Он отдал парню свой добротный матрас, себе же подстелил несколько толстых половиков. И через несколько минут Шуран уже похрапывал на широкой скамье, но на этот раз раздевшись, на матрасе и под одеялом. Спал он так крепко, что не заметил, как Ринат Мансурович встал с кровати, протиснулся в небольшую комнатку за шторкой и дёрнул за верёвочку. Сверху бесшумно спустилась удобная лестница. Ринат Мансурович бросил острый взгляд на парня, а затем поднялся наверх, в мансарду. Лестница так же бесшумно поднялась за ним следом.
**
Утро прошло в молчании. Шуран не любил болтать по утрам, особенно с похмелья, и старик, по всей видимости, в этом был с ним схож. Облились холодной водой на улице, посмеялись над тем, как Алекс нелепо пытался сполоснуться, держа сломанную руку над собою, перекусили чаем с бутербродами. «Интересно, а где он берёт хлеб, масло и ветчину?» – закралась в голову мысль и растворилась в утреннем хаосе мыслей. Собирались они недолго. Гость еле натянул порядком изгвозданные, но целые и сухие штаны в клёш с разводами грязи. Ринат Мансурович подарил парню один из своих свитеров, коих у него было достаточно. Так и сказал: «Бери, тебе нужнее». Ещё ему достались резиновые сапоги старика, старые, но довольно крепкие. Сверху он надел свою изрядно порванную, но вполне ещё живую кожаную куртку. Разорванный рукав пришлось разрезать, потому что опухшая рука с намотанной на неё шиной не пролезала.

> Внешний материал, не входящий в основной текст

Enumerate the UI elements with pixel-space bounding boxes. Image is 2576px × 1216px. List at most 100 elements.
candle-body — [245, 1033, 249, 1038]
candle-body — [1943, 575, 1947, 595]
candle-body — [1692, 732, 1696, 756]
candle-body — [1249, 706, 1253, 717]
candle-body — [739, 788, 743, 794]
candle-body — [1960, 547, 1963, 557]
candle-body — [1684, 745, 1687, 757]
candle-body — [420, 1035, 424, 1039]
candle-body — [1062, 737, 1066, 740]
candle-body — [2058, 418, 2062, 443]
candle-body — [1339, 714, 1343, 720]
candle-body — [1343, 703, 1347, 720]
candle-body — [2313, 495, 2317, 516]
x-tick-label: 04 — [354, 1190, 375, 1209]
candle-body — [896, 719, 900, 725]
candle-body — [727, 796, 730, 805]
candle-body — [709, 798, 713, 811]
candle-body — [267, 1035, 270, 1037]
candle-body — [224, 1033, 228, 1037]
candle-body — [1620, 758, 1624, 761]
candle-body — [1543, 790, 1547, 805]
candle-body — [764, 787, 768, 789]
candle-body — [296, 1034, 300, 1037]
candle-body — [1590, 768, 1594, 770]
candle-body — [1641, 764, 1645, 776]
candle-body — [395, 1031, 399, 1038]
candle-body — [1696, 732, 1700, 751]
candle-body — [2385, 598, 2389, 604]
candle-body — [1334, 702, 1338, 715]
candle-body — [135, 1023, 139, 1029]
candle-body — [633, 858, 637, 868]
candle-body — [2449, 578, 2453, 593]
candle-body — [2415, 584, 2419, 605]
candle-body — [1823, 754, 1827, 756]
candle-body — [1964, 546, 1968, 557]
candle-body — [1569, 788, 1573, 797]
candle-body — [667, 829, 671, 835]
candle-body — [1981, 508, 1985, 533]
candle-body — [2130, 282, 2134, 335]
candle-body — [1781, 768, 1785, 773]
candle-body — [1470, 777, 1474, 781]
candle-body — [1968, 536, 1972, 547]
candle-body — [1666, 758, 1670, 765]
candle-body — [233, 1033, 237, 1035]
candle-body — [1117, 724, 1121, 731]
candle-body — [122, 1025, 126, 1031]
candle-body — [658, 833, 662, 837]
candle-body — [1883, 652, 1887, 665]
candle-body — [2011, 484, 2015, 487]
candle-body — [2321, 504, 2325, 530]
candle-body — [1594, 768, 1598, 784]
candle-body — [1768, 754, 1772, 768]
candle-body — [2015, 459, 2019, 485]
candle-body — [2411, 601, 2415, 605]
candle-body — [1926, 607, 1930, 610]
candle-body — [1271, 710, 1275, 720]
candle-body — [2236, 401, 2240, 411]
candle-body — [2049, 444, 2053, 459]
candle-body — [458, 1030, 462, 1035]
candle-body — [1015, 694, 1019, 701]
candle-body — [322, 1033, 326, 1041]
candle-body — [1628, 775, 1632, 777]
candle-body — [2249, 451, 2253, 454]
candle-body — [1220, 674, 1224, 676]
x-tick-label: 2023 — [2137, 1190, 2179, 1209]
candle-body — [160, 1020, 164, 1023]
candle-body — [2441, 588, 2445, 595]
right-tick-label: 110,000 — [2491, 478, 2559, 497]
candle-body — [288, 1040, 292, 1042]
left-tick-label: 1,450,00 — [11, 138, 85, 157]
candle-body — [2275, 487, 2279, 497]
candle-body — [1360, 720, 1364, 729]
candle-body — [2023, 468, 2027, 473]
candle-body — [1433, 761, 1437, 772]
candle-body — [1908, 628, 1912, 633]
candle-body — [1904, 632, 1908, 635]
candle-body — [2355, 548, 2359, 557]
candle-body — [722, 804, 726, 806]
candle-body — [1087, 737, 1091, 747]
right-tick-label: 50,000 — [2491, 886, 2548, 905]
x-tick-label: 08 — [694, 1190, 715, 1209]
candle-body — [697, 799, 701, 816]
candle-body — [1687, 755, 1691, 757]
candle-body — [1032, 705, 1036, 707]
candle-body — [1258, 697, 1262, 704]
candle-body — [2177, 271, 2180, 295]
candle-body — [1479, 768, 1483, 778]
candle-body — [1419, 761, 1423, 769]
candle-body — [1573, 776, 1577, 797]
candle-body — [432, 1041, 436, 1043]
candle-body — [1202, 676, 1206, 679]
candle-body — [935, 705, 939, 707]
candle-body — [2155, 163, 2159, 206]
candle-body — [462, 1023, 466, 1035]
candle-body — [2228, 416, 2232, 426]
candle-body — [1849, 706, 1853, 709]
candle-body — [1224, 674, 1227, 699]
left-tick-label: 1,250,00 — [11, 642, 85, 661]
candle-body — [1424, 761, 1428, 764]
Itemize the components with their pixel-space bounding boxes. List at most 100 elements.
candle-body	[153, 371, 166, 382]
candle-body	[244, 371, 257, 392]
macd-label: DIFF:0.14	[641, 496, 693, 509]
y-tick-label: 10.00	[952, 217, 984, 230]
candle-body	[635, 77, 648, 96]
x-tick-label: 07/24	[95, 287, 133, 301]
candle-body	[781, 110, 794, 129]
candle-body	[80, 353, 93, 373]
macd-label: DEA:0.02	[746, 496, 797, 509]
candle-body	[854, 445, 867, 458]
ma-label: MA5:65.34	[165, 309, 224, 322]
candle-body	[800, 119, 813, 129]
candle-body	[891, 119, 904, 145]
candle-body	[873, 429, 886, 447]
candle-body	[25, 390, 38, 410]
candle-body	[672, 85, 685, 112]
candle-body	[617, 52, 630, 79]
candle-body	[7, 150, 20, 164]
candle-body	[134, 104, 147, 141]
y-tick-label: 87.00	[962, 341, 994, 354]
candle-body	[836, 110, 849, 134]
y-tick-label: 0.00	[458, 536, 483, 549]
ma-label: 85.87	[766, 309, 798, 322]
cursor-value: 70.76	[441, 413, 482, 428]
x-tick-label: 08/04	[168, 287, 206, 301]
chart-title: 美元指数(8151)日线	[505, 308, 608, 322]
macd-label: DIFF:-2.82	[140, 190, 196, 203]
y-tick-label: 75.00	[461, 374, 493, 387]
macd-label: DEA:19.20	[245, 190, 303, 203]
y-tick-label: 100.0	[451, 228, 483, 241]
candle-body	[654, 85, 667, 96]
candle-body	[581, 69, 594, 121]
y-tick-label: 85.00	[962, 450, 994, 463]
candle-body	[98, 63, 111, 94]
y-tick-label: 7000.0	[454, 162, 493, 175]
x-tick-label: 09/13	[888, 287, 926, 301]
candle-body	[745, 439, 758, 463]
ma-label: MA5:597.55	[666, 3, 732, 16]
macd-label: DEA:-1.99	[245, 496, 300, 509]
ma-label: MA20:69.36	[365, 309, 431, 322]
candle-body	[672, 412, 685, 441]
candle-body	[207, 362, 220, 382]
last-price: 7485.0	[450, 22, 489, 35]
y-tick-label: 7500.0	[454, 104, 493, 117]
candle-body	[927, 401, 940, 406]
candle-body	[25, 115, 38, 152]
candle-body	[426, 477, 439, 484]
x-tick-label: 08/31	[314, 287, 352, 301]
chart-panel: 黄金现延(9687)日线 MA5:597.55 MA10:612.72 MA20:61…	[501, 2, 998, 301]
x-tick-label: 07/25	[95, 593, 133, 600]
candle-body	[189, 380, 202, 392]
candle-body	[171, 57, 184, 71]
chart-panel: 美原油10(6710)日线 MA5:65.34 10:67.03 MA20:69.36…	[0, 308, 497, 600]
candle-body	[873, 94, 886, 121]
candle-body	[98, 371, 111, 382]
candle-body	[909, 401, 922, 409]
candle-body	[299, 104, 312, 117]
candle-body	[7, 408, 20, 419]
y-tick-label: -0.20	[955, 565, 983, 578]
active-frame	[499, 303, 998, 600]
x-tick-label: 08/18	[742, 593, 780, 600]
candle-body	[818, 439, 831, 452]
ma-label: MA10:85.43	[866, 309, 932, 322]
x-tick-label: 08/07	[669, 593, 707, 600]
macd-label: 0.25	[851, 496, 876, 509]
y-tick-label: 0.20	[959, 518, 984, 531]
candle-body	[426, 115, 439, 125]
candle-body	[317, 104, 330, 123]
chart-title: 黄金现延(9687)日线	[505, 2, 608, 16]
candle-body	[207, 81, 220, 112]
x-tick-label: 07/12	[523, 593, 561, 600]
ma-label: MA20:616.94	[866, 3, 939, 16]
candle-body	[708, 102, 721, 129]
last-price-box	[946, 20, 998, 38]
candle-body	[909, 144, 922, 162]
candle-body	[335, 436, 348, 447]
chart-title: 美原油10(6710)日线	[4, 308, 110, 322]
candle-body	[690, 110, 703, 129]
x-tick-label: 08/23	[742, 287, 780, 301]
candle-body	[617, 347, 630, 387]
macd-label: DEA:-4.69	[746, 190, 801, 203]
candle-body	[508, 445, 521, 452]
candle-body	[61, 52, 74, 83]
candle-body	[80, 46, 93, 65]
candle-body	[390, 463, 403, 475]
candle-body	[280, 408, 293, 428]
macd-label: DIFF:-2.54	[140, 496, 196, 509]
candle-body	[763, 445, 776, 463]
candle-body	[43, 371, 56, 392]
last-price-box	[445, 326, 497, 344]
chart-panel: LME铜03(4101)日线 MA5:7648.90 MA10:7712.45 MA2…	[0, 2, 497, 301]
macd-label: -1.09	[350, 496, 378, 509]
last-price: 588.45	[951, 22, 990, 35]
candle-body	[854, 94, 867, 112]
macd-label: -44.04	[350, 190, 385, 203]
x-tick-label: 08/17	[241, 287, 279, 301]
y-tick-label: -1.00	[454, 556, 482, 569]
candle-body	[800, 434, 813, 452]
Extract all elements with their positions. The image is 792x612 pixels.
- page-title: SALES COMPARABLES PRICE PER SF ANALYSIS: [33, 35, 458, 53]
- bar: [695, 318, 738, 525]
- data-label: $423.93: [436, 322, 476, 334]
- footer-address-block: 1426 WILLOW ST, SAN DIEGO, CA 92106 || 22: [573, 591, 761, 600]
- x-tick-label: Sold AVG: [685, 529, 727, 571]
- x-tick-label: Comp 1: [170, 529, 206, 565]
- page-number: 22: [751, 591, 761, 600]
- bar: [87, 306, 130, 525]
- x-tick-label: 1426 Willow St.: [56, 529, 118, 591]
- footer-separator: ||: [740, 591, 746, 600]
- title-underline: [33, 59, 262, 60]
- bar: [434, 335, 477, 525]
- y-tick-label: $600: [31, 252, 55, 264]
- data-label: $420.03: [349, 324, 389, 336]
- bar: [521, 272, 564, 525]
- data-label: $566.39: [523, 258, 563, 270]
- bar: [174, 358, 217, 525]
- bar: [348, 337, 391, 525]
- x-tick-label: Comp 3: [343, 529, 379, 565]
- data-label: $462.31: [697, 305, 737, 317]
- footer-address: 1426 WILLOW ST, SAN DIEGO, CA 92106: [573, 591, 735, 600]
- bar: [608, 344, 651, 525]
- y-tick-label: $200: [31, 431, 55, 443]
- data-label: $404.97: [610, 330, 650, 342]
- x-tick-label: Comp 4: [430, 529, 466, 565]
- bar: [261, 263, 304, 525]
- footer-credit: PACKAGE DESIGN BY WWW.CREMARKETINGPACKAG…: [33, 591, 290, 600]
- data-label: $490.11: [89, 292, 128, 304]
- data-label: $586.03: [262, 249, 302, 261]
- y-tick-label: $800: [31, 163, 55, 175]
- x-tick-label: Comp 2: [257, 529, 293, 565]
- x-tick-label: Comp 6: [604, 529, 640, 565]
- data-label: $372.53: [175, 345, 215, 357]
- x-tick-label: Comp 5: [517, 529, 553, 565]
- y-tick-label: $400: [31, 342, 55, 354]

Вышли они засветло, часов в семь. Апрельский ветерок был свеж, даже холоден. По оврагам и овражкам бежали многочисленные ручейки, в низинах ещё кое-где дотаивал последний снег, а вокруг уже вовсю зеленел свежий уральский лес.
Шли споро. За спиной у старика болталось бадажок да ружьишко. «Медведи тут ходят. Два самца после спячки. Голодные, злые», – пояснил он, прихватив винтовку у выхода. Первое время топали все так же, молча. Потом Шуран не выдержал:
– Ринат Мансурович, простите, что интересуюсь, но все же, о чем книгу то пишите?
Старик долго молчал. Шуран уже подумал было, что зря спросил, ведь вчера на этот вопрос он так и не ответил. Но тут Ринат Мансурович произнёс:
– Про Потоп, мил человек.
– Про Великий Потоп?! – обрадовался и удивился парень. – Ой, это очень интересно. Про обе волны?
– Три, – перелез через поваленное дерево Ринат Мансурович.
– Что три? – перепрыгнул за ним следом Шуран.
– Я чаю, что их три, – он показал соответствующее количество пальцев.
– Ух ты, а я и не знал! Нас в схоле учили, что было две волны. После первой уровень океана поднялся на четыре метра, а после второй…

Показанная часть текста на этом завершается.